With that in mind, there are two main questions you want to answer when working with nix:

(1.) What to write in my Nix file to create the right description

{
  outputs = _: {
    darwinConfigurations.mirosval = ???; # What goes here???
  };
}

In other words, what is the schema? This confused me a lot in the beginning, because in theory you can return anything as a part of your attrset, however if you want to achieve specific things, you need to return specifically formatted attrsets.

The first place this is documented is the Flakes Nix Wiki. That lists the top level keys you can use in a flake. But it's not super helpful, because:

  # Used by `nix develop`
  devShells."<system>".default = derivation;

is nice, but what's a derivation? It turns out that the correct answer there is mkShell (yes, technically you can put other things there).

It also looks like Determinate Systems has put some effort into collecting these schemas.

(2.) What tool to use to do something with my description

{
  outputs = _: {
    darwinConfigurations.mirosval = _;
    # ^ having this, what do I invoke on the command line?
  };
}

Or what to run to get it to work. The confusion there is related to the Flake split, but I think, generally speaking commands of the form nix-* are legacy and nix * are Flake-based. So for instance nix flake check will validate the assertions that are specified in a Flake and report any errors.

So specifically, for a nixos configuration:

{
  outputs = _: {
    nixosConfigurations.mirosval = _;
  };
}

you have to switch to it using:

nixos-rebuild switch --show-trace --flake .#mirosval

For a nix-darwin configuration:

{
  outputs = _: {
    darwinConfigurations.mirosval = _;
  };
}

you have to switch to it using:

nix build .#darwinConfigurations.mirosval.system
result/sw/bin/darwin-rebuild switch --flake .#mirosval

Recommended tooling

I'm using Nil LSP as my LSP server (with Neovim), additionally I've found statix to be very helpful in understanding Nix language patterns.
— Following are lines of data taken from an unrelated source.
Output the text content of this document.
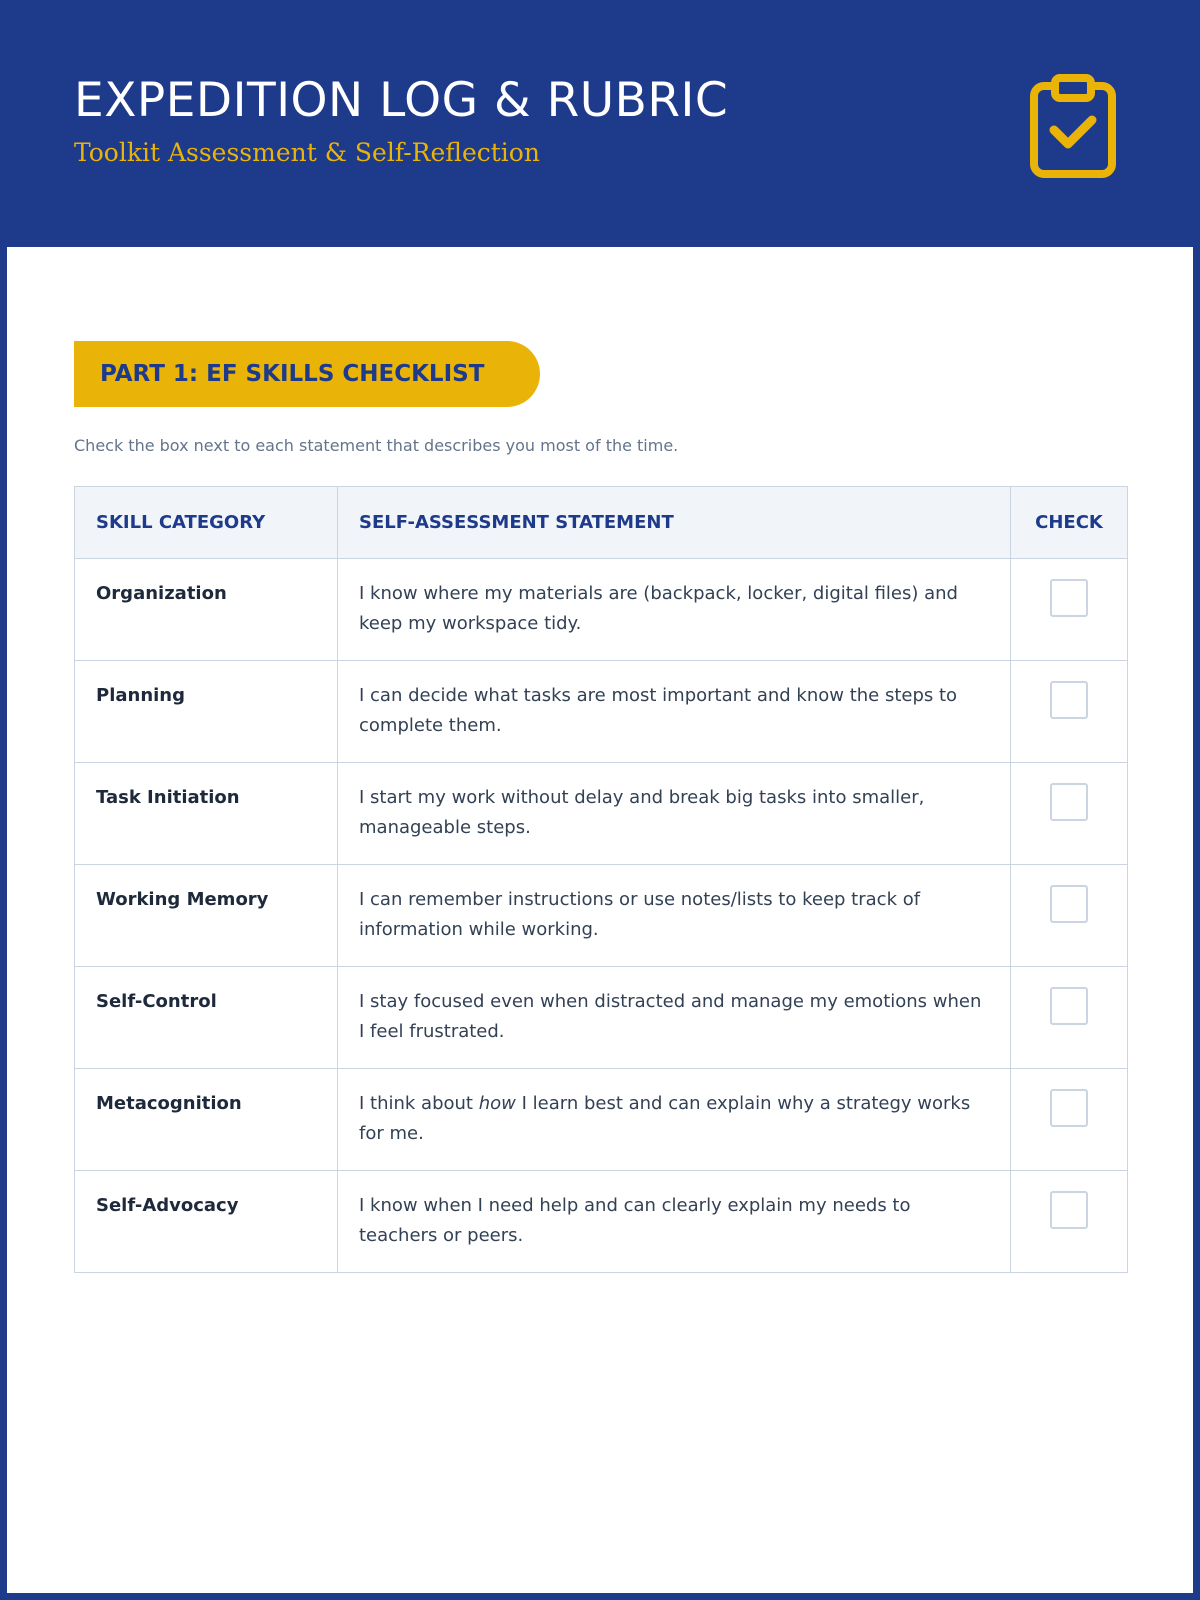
EXPEDITION LOG & RUBRIC
Toolkit Assessment & Self-Reflection
PART 1: EF SKILLS CHECKLIST
Check the box next to each statement that describes you most of the time.
SKILL CATEGORY	SELF-ASSESSMENT STATEMENT	CHECK
Organization	I know where my materials are (backpack, locker, digital files) and keep my workspace tidy.	
Planning	I can decide what tasks are most important and know the steps to complete them.	
Task Initiation	I start my work without delay and break big tasks into smaller, manageable steps.	
Working Memory	I can remember instructions or use notes/lists to keep track of information while working.	
Self-Control	I stay focused even when distracted and manage my emotions when I feel frustrated.	
Metacognition	I think about how I learn best and can explain why a strategy works for me.	
Self-Advocacy	I know when I need help and can clearly explain my needs to teachers or peers.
If you have nix, you can run it simply with nix run nixpkgs#statix check. Similarly you can use deadnix to find unused code: nix run nixpkgs#deadnix.
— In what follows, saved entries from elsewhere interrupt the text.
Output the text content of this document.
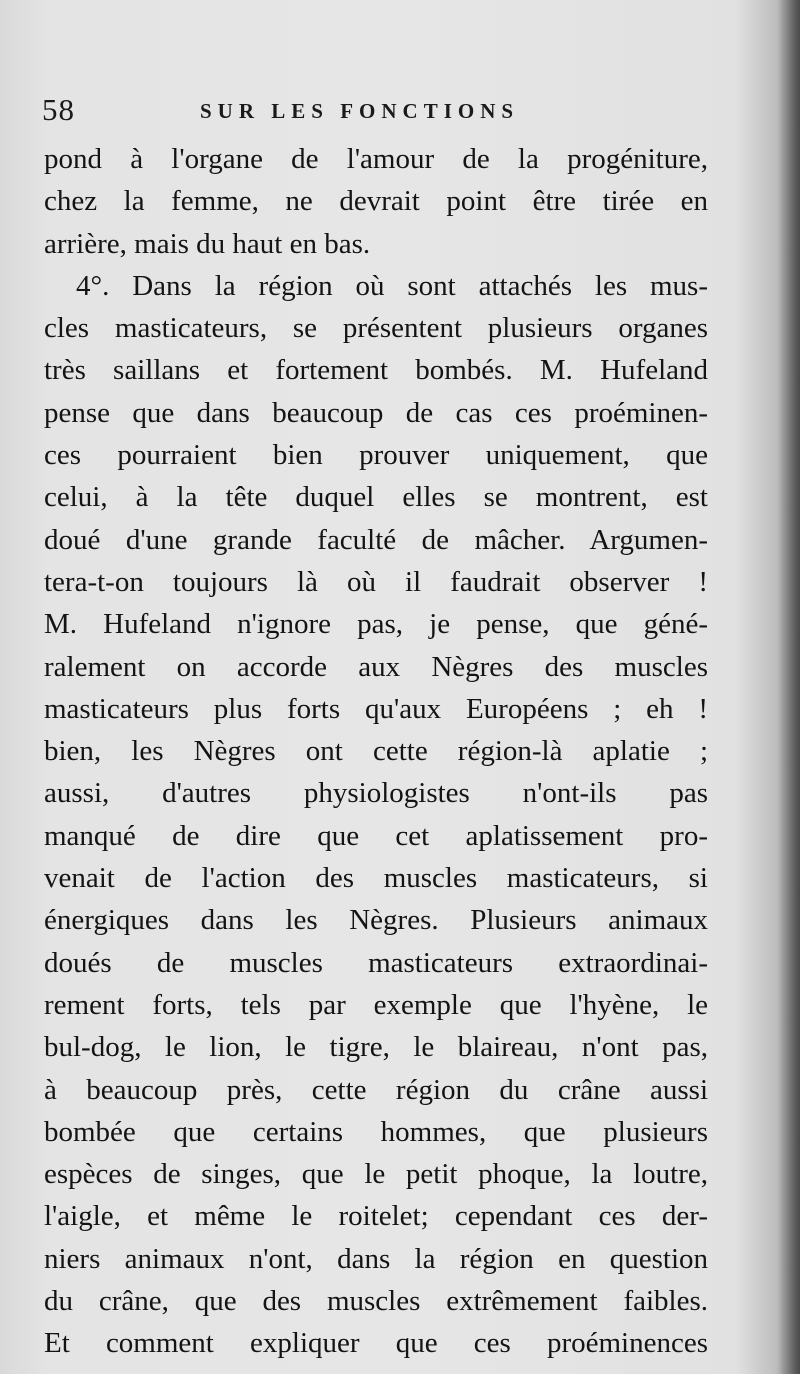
58	SUR LES FONCTIONS
pond à l'organe de l'amour de la progéniture,
chez la femme, ne devrait point être tirée en
arrière, mais du haut en bas.
4°. Dans la région où sont attachés les mus-
cles masticateurs, se présentent plusieurs organes
très saillans et fortement bombés. M. Hufeland
pense que dans beaucoup de cas ces proéminen-
ces pourraient bien prouver uniquement, que
celui, à la tête duquel elles se montrent, est
doué d'une grande faculté de mâcher. Argumen-
tera-t-on toujours là où il faudrait observer !
M. Hufeland n'ignore pas, je pense, que géné-
ralement on accorde aux Nègres des muscles
masticateurs plus forts qu'aux Européens ; eh !
bien, les Nègres ont cette région-là aplatie ;
aussi, d'autres physiologistes n'ont-ils pas
manqué de dire que cet aplatissement pro-
venait de l'action des muscles masticateurs, si
énergiques dans les Nègres. Plusieurs animaux
doués de muscles masticateurs extraordinai-
rement forts, tels par exemple que l'hyène, le
bul-dog, le lion, le tigre, le blaireau, n'ont pas,
à beaucoup près, cette région du crâne aussi
bombée que certains hommes, que plusieurs
espèces de singes, que le petit phoque, la loutre,
l'aigle, et même le roitelet; cependant ces der-
niers animaux n'ont, dans la région en question
du crâne, que des muscles extrêmement faibles.
Et comment expliquer que ces proéminences
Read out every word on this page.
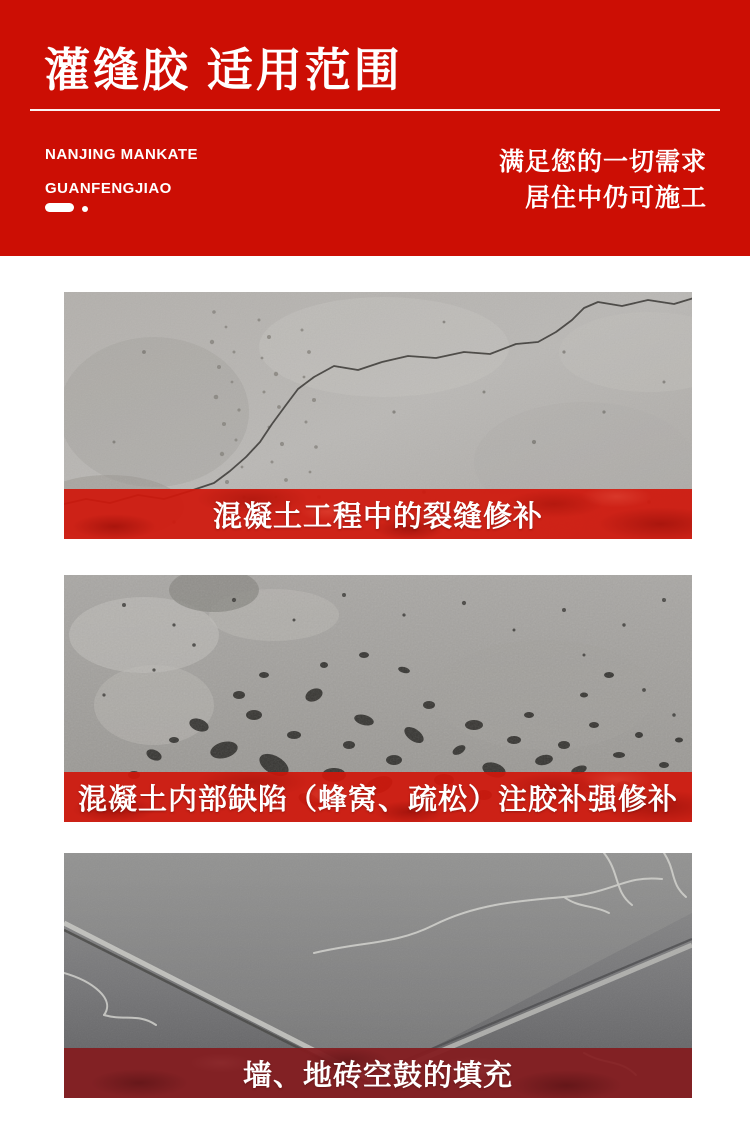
灌缝胶 适用范围
NANJING MANKATE
GUANFENGJIAO
满足您的一切需求
居住中仍可施工
混凝土工程中的裂缝修补
混凝土内部缺陷（蜂窝、疏松）注胶补强修补
墙、地砖空鼓的填充
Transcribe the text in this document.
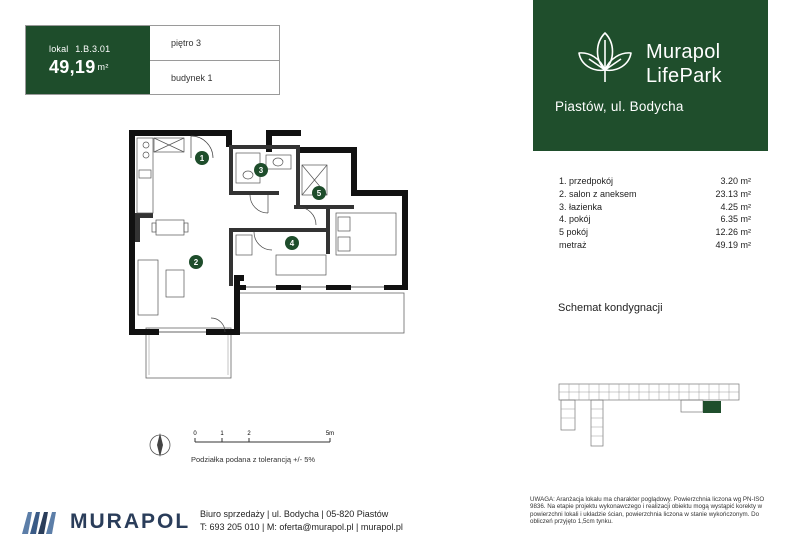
lokal 1.B.3.01
49,19 m²
piętro 3
budynek 1
Murapol
LifePark
Piastów, ul. Bodycha
1. przedpokój	3.20 m²
2. salon z aneksem	23.13 m²
3. łazienka	4.25 m²
4. pokój	6.35 m²
5 pokój	12.26 m²
metraż	49.19 m²
Schemat kondygnacji
1
2
3
4
5
0	1	2	5m
Podziałka podana z tolerancją +/- 5%
MURAPOL Biuro sprzedaży | ul. Bodycha | 05-820 Piastów
T: 693 205 010 | M: oferta@murapol.pl | murapol.pl
UWAGA: Aranżacja lokalu ma charakter poglądowy. Powierzchnia liczona wg PN-ISO 9836. Na etapie projektu wykonawczego i realizacji obiektu mogą wystąpić korekty w powierzchni lokali i układzie ścian, powierzchnia liczona w stanie wykończonym. Do obliczeń przyjęto 1,5cm tynku.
To find nix packages, I rely on the DuckDuckGo Bangs, so for example !nixpkgs deadnix goes to Nixpkgs search results for deadnix. You can use !nixopt to search through Nix options.

Common errors

Forgetting to git add a file

error: getting status of '/nix/store/mhni7gc5azcggzl4rqqd78w4i7clp43i-source/home/aaaa': No such file or directory

When you are adding files that you want to reference from your flake.nix, they need to be added to git using git add <file> before the flake can be built. If you forget to do that you get an error like this.